According to Chuck Martin, president and CEO of NFI Research (North Hampton, New Hampshire) and author of Managing for the Short Term (Doubleday, 2002), all efforts are focused on finding new deals with new customers while current customers are almost forgotten. 

Why? “The rate of new customers is a traditional and widely accepted measure of a company’s growth. It is easy to calculate and easy to understand.” Public sector companies in particular cannot resist the pressure to increase the number of new customers. 

Mistake #5: Seeing leaders' actions, rather than their thinking, as the basis of recovery

“Attitude is everything,” says economist Wesbury. If business leaders don’t expect a strong recovery, “their fear becomes self-fulfilling.” 

 “It’s important to maintain a positive attitude during a crisis, especially when everything else is negative,” says Bates, founder of Profit Planning Group. “Your attitude will be evident to your customers and suppliers, so you can help your company a lot by simply smiling, saying thank you, returning calls promptly, and providing solutions to problems.”

But as recovery begins, executives are often “overly optimistic,” Bates continues. “We tend to neglect the activities that will help us recover, like managing expenses closely. I think it’s human nature, and you see things like that all the time.” Stan Liebowitz, a professor of managerial economics at the University of Texas at Dallas and author of Re-thinking the Network Economy (Amacom, 2002), agrees: “People get optimistic in good times, and then they get too optimistic.

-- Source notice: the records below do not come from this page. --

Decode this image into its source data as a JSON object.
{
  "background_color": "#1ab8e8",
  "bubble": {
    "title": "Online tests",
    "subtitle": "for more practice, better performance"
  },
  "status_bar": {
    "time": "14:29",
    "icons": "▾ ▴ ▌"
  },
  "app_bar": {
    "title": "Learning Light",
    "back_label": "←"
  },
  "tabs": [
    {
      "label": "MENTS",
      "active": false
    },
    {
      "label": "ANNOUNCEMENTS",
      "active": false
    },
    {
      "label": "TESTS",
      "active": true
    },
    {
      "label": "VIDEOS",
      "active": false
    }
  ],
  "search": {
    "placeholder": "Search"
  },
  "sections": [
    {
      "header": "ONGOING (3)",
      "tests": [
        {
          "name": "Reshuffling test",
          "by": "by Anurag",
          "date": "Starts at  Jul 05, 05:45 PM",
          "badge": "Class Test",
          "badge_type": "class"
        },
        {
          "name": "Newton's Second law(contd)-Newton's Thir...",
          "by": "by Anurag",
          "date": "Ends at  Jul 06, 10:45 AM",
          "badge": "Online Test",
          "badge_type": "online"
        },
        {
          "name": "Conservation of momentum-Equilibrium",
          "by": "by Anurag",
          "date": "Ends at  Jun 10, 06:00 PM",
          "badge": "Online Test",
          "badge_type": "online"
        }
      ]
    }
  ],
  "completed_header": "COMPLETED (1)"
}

I suspect that in this situation, psychological factors are more powerful than economic factors. We start to break down our own standards of trustworthiness and investment. I’m not sure that there’s any technology that can change that.”

 “For investors, the only question they are concerned about is, ‘Are you fooling me?’” says Nancy Kimelman. Until investors restore confidence in corporate governance and reporting, a full recovery remains elusive—a prospect within sight, but far away.